Genomic Instability in Cerebrospinal Fluid Cell-Free DNA Predicts Poor Prognosis in Solid Tumor Patients with Meningeal Metastasis

Abstract

Genomic instability (GI), which leads to the accumulation of DNA loss, gain, and rearrangement, is a hallmark of many cancers such as lung cancer, breast cancer, and colon cancer. However, the clinical significance of GI has not been systematically studied in the meningeal metastasis (MM) of solid tumors. Here, we collected both cerebrospinal fluid (CSF) and plasma samples from 56 solid tumor MM patients and isolated cell-free ctDNA to investigate the GI status using a next-generation sequencing-based comprehensive genomic profiling of 543 cancer-related genes. According to the unfiltered heterozygous mutation data-derived GI score, we found that 37 (66.1%) cases of CSF and 3 cases (6%) of plasma had a high GI status, which was further validated by low-depth whole-genome sequencing analysis. It is demonstrated that a high GI status in CSF was associated with poor prognosis, high intracranial pressure, and low Karnofsky performance status scores. More notably, a high GI status was an independent poor prognostic factor of poor MM-free survival and overall survival in lung adenocarcinoma MM patients. Furthermore, high occurrences of the co-mutation of TP53/EGFR, TP53/RB1, TP53/ERBB2, and TP53/KMT2C were found in MM patients with a high GI status. In summary, the GI status in CSF ctDNA might be a valuable prognostic indicator in solid tumor patients with MM.

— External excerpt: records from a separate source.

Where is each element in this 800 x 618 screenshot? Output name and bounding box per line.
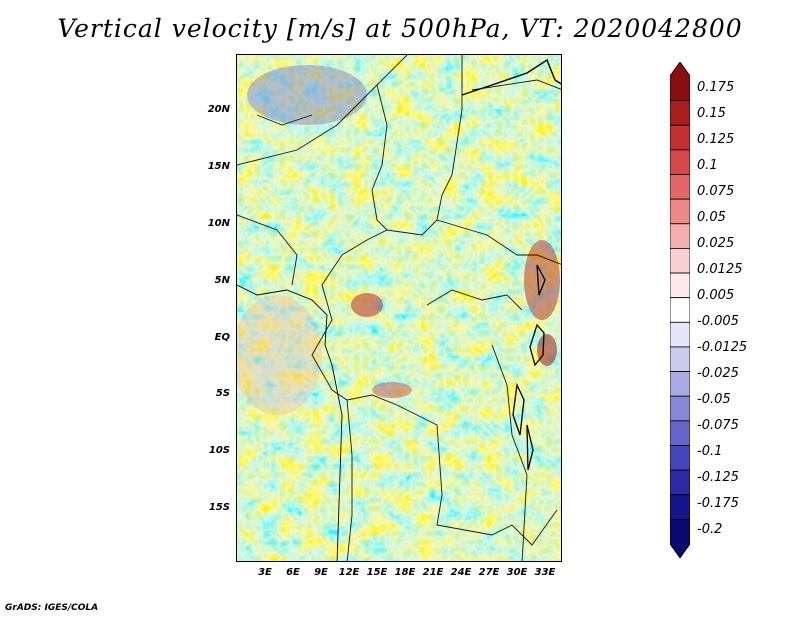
lat-label: 10N — [207, 218, 230, 229]
lat-label: 5N — [214, 275, 230, 286]
colorbar-label: -0.05 — [697, 392, 731, 407]
lon-label: 27E — [478, 567, 500, 578]
colorbar-segment — [670, 395, 690, 422]
lat-label: 5S — [215, 388, 230, 399]
colorbar-label: 0.0125 — [697, 262, 743, 277]
lakes-outline — [512, 264, 546, 471]
updraft-core-east — [524, 240, 560, 320]
coastline — [237, 284, 343, 561]
colorbar-label: 0.025 — [697, 236, 735, 251]
updraft-core-central — [351, 293, 383, 317]
lon-label: 6E — [286, 567, 300, 578]
colorbar-label: 0.175 — [697, 80, 735, 95]
lat-label: EQ — [214, 332, 230, 343]
vertical-velocity-field — [237, 55, 561, 561]
colorbar-label: 0.15 — [697, 106, 726, 121]
colorbar-label: 0.05 — [697, 210, 726, 225]
lat-label: 15S — [208, 502, 230, 513]
colorbar — [670, 62, 690, 558]
lon-label: 21E — [422, 567, 444, 578]
colorbar-segment — [670, 124, 690, 151]
colorbar-segment — [670, 420, 690, 446]
lon-label: 33E — [534, 567, 556, 578]
colorbar-segment — [670, 149, 690, 175]
colorbar-segment — [670, 297, 690, 323]
updraft-core-lakes — [537, 334, 557, 366]
lon-label: 24E — [450, 567, 472, 578]
colorbar-label: -0.0125 — [697, 340, 748, 355]
lat-label: 10S — [208, 445, 230, 456]
colorbar-segment — [670, 321, 690, 348]
colorbar-segment — [670, 272, 690, 299]
colorbar-label: -0.2 — [697, 522, 723, 537]
colorbar-segment — [670, 445, 690, 471]
colorbar-segment — [670, 100, 690, 126]
colorbar-segment — [670, 248, 690, 274]
colorbar-segment — [670, 198, 690, 225]
colorbar-label: 0.075 — [697, 184, 735, 199]
country-borders — [237, 55, 561, 561]
downdraft-zone-north — [247, 65, 367, 125]
colorbar-label: 0.1 — [697, 158, 718, 173]
colorbar-label: -0.075 — [697, 418, 739, 433]
updraft-core-south — [372, 382, 412, 398]
colorbar-segment — [670, 371, 690, 397]
colorbar-label: 0.125 — [697, 132, 735, 147]
colorbar-label: -0.1 — [697, 444, 723, 459]
colorbar-segment — [670, 469, 690, 496]
colorbar-label: -0.175 — [697, 496, 739, 511]
ne-coast — [461, 58, 561, 96]
lon-label: 15E — [366, 567, 388, 578]
lon-label: 18E — [394, 567, 416, 578]
colorbar-segment — [670, 174, 690, 200]
colorbar-label: -0.125 — [697, 470, 739, 485]
lon-label: 12E — [338, 567, 360, 578]
colorbar-label: -0.005 — [697, 314, 739, 329]
lon-label: 3E — [258, 567, 272, 578]
downdraft-zone-west — [237, 295, 322, 415]
colorbar-segment — [670, 518, 690, 558]
colorbar-segment — [670, 494, 690, 520]
map-panel — [236, 54, 562, 562]
colorbar-segment — [670, 62, 690, 102]
colorbar-label: 0.005 — [697, 288, 735, 303]
colorbar-segment — [670, 346, 690, 372]
credit-text: GrADS: IGES/COLA — [5, 603, 99, 613]
lon-label: 30E — [506, 567, 528, 578]
lat-label: 20N — [207, 104, 230, 115]
colorbar-label: -0.025 — [697, 366, 739, 381]
map-title: Vertical velocity [m/s] at 500hPa, VT: 2… — [57, 14, 743, 43]
lat-label: 15N — [207, 161, 230, 172]
lon-label: 9E — [314, 567, 328, 578]
field-texture — [237, 55, 561, 561]
colorbar-segment — [670, 223, 690, 249]
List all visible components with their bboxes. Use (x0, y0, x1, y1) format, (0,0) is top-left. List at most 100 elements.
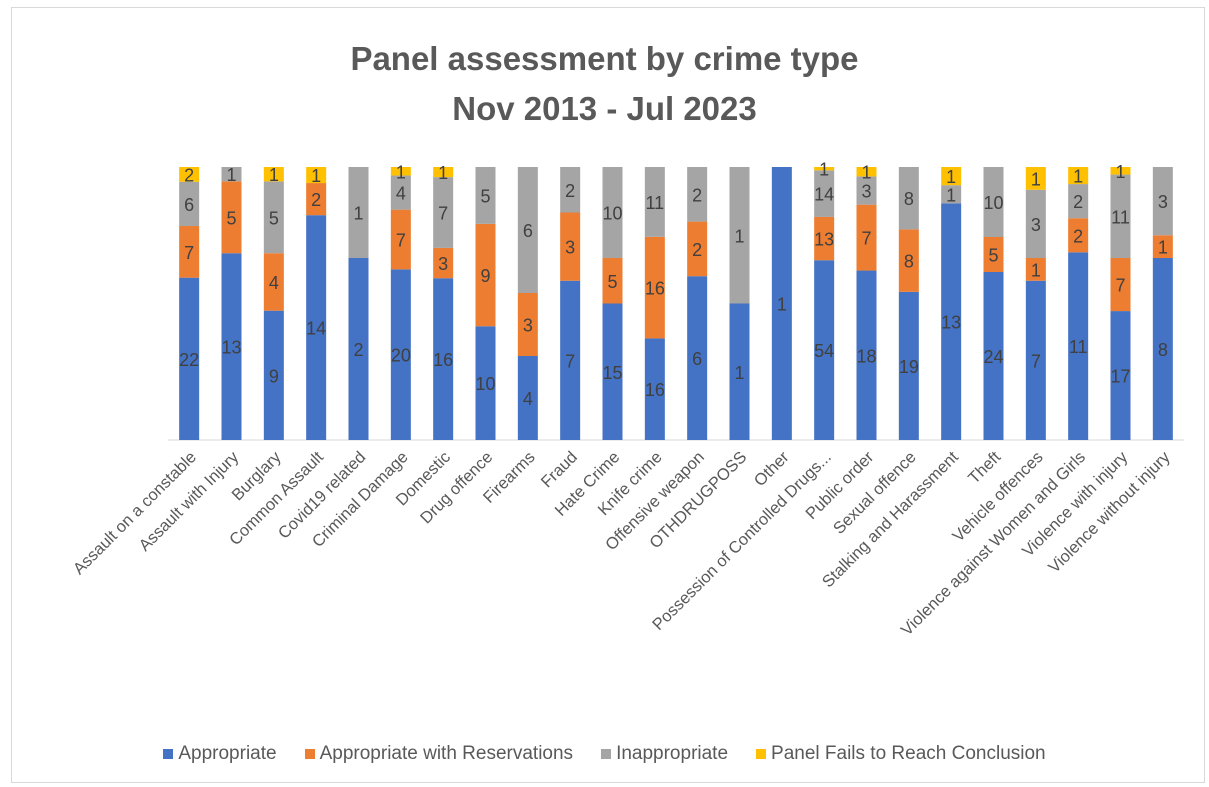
data-label-appropriate-with-reservations-knife-crime: 16 (645, 279, 665, 299)
bar-inappropriate-stalking-and-harassment (941, 185, 962, 204)
bar-appropriate-with-reservations-sexual-offence (898, 229, 919, 292)
data-label-inappropriate-hate-crime: 10 (602, 204, 622, 224)
bar-appropriate-assault-with-injury (221, 253, 242, 440)
data-label-appropriate-with-reservations-drug-offence: 9 (480, 266, 490, 286)
bar-appropriate-public-order (856, 270, 877, 440)
bar-panel-fails-to-reach-conclusion-criminal-damage (390, 167, 411, 176)
legend-item-panel-fails-to-reach-conclusion: Panel Fails to Reach Conclusion (756, 743, 1046, 765)
legend-swatch-appropriate-with-reservations (304, 749, 315, 759)
data-label-appropriate-covid19-related: 2 (353, 340, 363, 360)
data-label-appropriate-with-reservations-vehicle-offences: 1 (1031, 260, 1041, 280)
data-label-panel-fails-to-reach-conclusion-vehicle-offences: 1 (1031, 169, 1041, 189)
legend-swatch-inappropriate (601, 749, 612, 759)
bar-inappropriate-vehicle-offences (1025, 189, 1046, 258)
bar-appropriate-with-reservations-offensive-weapon (687, 221, 708, 277)
bar-inappropriate-domestic (433, 177, 454, 248)
bar-appropriate-drug-offence (475, 326, 496, 440)
legend-swatch-panel-fails-to-reach-conclusion (756, 749, 767, 759)
legend: Appropriate Appropriate with Reservations… (0, 743, 1209, 765)
data-label-panel-fails-to-reach-conclusion-violence-against-women-and-girls: 1 (1073, 167, 1083, 187)
bar-panel-fails-to-reach-conclusion-vehicle-offences (1025, 167, 1046, 190)
bar-appropriate-with-reservations-assault-with-injury (221, 181, 242, 254)
data-label-inappropriate-assault-with-injury: 1 (226, 165, 236, 185)
data-label-appropriate-assault-on-a-constable: 22 (179, 350, 199, 370)
legend-item-appropriate-with-reservations: Appropriate with Reservations (304, 743, 574, 765)
data-label-panel-fails-to-reach-conclusion-common-assault: 1 (311, 166, 321, 186)
bar-inappropriate-sexual-offence (898, 167, 919, 230)
data-label-inappropriate-sexual-offence: 8 (904, 189, 914, 209)
bar-inappropriate-criminal-damage (390, 175, 411, 210)
legend-label-panel-fails-to-reach-conclusion: Panel Fails to Reach Conclusion (771, 743, 1046, 764)
data-label-inappropriate-covid19-related: 1 (353, 204, 363, 224)
data-label-appropriate-assault-with-injury: 13 (221, 338, 241, 358)
bar-appropriate-theft (983, 272, 1004, 440)
data-label-appropriate-with-reservations-domestic: 3 (438, 254, 448, 274)
bar-inappropriate-violence-against-women-and-girls (1068, 184, 1089, 219)
bar-inappropriate-assault-on-a-constable (179, 181, 200, 227)
data-label-inappropriate-offensive-weapon: 2 (692, 185, 702, 205)
data-label-appropriate-violence-without-injury: 8 (1158, 340, 1168, 360)
bar-panel-fails-to-reach-conclusion-domestic (433, 167, 454, 178)
data-label-inappropriate-violence-with-injury: 11 (1111, 207, 1130, 227)
data-label-appropriate-with-reservations-possession-of-controlled-drugs: 13 (814, 230, 834, 250)
data-label-panel-fails-to-reach-conclusion-domestic: 1 (438, 163, 448, 183)
data-label-panel-fails-to-reach-conclusion-possession-of-controlled-drugs: 1 (819, 160, 829, 180)
legend-label-appropriate-with-reservations: Appropriate with Reservations (319, 743, 574, 764)
bar-appropriate-hate-crime (602, 303, 623, 440)
bar-appropriate-common-assault (306, 215, 327, 440)
data-label-appropriate-with-reservations-violence-with-injury: 7 (1115, 276, 1125, 296)
bar-appropriate-with-reservations-violence-without-injury (1152, 235, 1173, 258)
bar-appropriate-sexual-offence (898, 291, 919, 440)
legend-item-inappropriate: Inappropriate (601, 743, 728, 765)
bar-appropriate-othdrugposs (729, 303, 750, 440)
data-label-appropriate-criminal-damage: 20 (391, 346, 411, 366)
bar-appropriate-with-reservations-firearms (517, 293, 538, 356)
data-label-appropriate-with-reservations-firearms: 3 (523, 316, 533, 336)
bar-appropriate-with-reservations-theft (983, 237, 1004, 272)
data-label-inappropriate-knife-crime: 11 (645, 193, 664, 213)
data-label-appropriate-with-reservations-violence-without-injury: 1 (1158, 238, 1168, 258)
data-label-inappropriate-public-order: 3 (861, 182, 871, 202)
data-label-inappropriate-theft: 10 (983, 193, 1003, 213)
bar-panel-fails-to-reach-conclusion-possession-of-controlled-drugs (814, 167, 835, 171)
data-label-appropriate-with-reservations-sexual-offence: 8 (904, 252, 914, 272)
bar-appropriate-with-reservations-knife-crime (644, 236, 665, 339)
data-label-panel-fails-to-reach-conclusion-assault-on-a-constable: 2 (184, 165, 194, 185)
bar-appropriate-possession-of-controlled-drugs (814, 260, 835, 440)
bar-appropriate-firearms (517, 356, 538, 440)
data-label-panel-fails-to-reach-conclusion-violence-with-injury: 1 (1115, 162, 1125, 182)
bar-inappropriate-assault-with-injury (221, 167, 242, 182)
bar-panel-fails-to-reach-conclusion-violence-against-women-and-girls (1068, 167, 1089, 185)
bar-appropriate-with-reservations-assault-on-a-constable (179, 226, 200, 278)
data-label-appropriate-with-reservations-theft: 5 (988, 246, 998, 266)
data-label-appropriate-firearms: 4 (523, 389, 533, 409)
data-label-appropriate-public-order: 18 (856, 346, 876, 366)
bar-inappropriate-public-order (856, 176, 877, 205)
bar-inappropriate-violence-without-injury (1152, 167, 1173, 236)
bar-appropriate-with-reservations-violence-against-women-and-girls (1068, 218, 1089, 253)
data-label-appropriate-with-reservations-criminal-damage: 7 (396, 231, 406, 251)
bar-inappropriate-violence-with-injury (1110, 174, 1131, 258)
legend-label-inappropriate: Inappropriate (616, 743, 729, 764)
bar-inappropriate-possession-of-controlled-drugs (814, 170, 835, 217)
data-label-appropriate-possession-of-controlled-drugs: 54 (814, 341, 834, 361)
data-label-appropriate-common-assault: 14 (306, 319, 326, 339)
data-label-inappropriate-criminal-damage: 4 (396, 184, 406, 204)
data-label-inappropriate-domestic: 7 (438, 204, 448, 224)
bar-appropriate-stalking-and-harassment (941, 203, 962, 440)
bar-panel-fails-to-reach-conclusion-common-assault (306, 167, 327, 184)
x-tick-label-theft: Theft (965, 448, 1005, 488)
bar-appropriate-with-reservations-fraud (560, 212, 581, 281)
data-label-inappropriate-firearms: 6 (523, 221, 533, 241)
data-label-appropriate-fraud: 7 (565, 351, 575, 371)
data-label-appropriate-othdrugposs: 1 (734, 363, 744, 383)
bar-appropriate-with-reservations-vehicle-offences (1025, 258, 1046, 281)
data-label-appropriate-offensive-weapon: 6 (692, 349, 702, 369)
bar-inappropriate-theft (983, 167, 1004, 237)
data-label-inappropriate-violence-against-women-and-girls: 2 (1073, 192, 1083, 212)
data-label-appropriate-domestic: 16 (433, 350, 453, 370)
bar-appropriate-violence-with-injury (1110, 311, 1131, 440)
bar-appropriate-fraud (560, 280, 581, 440)
data-label-appropriate-violence-with-injury: 17 (1110, 367, 1130, 387)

Keywords: cell-free DNA; cerebrospinal fluid; genomic instability; meningeal metastases; plasma.

Figure 1

CSF ctDNA is more reflective of the genetic profile of meningeal metastasis than plasma ctDNA. (A,B) Oncoprint of CSF (A) and plasma (B). Each column represents a patient; each row represents a gene. Different types of mutations are colored differently. The top bar represents the total number of mutations that a patient has. A sidebar summarizes the frequency of mutations in this cohort. (C,D) The total number of genetic variants (C) and the total number of SNVs (D) in CSF and plasma. (E,F) The detection rates of EGFR mutations (E) and TP53 mutations (F). (G) The detection rate is defined as having any copy number variation detected from the panel. (H) Copy numbers of genes exhibiting CNV in both CSF and plasma.

Figure 2

GS analysis of CSF and plasma based on a panel of 543 cancer-associated gene panels. The left side of the figure shows the allele frequency of shared mutations in leukocytes, plasma ctDNA and CSF ctDNA analyzed with unfiltered mutation data. The right side of the figure shows the distribution of the CSF gene copy number log2 ratio. All horizontal coordinates are chromosome locations. (A–E) Results of five patients with GI. (F–I) Results of four patients with GS. BC, white blood cells; CF, plasma; CSF, cerebrospinal fluid; CN, copy number.

Figure 3

The reliability of the GI score was successfully verified by low-depth WGS copy number analysis in eight patients. (A–E,H) Changes in the gene copy number in the CSF of six patients with GI. (F,G) Changes in the gene copy number in the CSF of two patients with GS. (I) Changes in the gene copy number in the paired plasma of a genome-stable patient (P48).

Figure 4

MM is associated with increased GI. (A) GI scores in the GI and GS groups. (B,C) The proportions of 56 solid tumor MM patients (B) and 45 LUAD MM patients (C) with GI in CSF and plasma ctDNA.

Figure 5

GI is associated with a poor prognosis, a low Karnofsky functional status score, and severe intracranial hypertension. (A,B) Analysis of MFS (A) and OS (B) in genomically unstable and genomically stable LUAD patients with MM. (C,D) Intracranial pressure in the GI and GS groups for all patients and (D) for 45 patients with LUAD (C). (E,F) Correlation analysis between intracranial pressure and GI scores. (G,H) The proportion of patients who have had LP shunts in the GI and GS groups. (I,J) KPS scores in the GI and GS groups. MM, meningeal metastasis; LUAD, lung adenocarcinoma; KPS, Karnofsky performance status; LP, Lumboperitoneal.

Figure 6

Comparison of gene characteristics between the GI and GS groups and their relationship with GI and prognosis. (A–C) The total number of gene mutations (A), the number of SNVs (B), and the number of CNVs (C) in the GI and GS groups. (D) Mutation rates of TP53 in the GI and GS groups. (E) GI scores in CSF samples with/without TP53 mutation. (F–I) Detection of co-mutations of TP53/EGFR (F), TP53/KMT2C (G), TP53/ERBB2 (H), and TP53/RB1 (I) in the GI and GS groups. (J,K) GI scores in CSF samples with/without corresponding TP53 co-mutations. (L–N) The presence of TP53 co-mutations was significantly associated with MM and poor prognosis.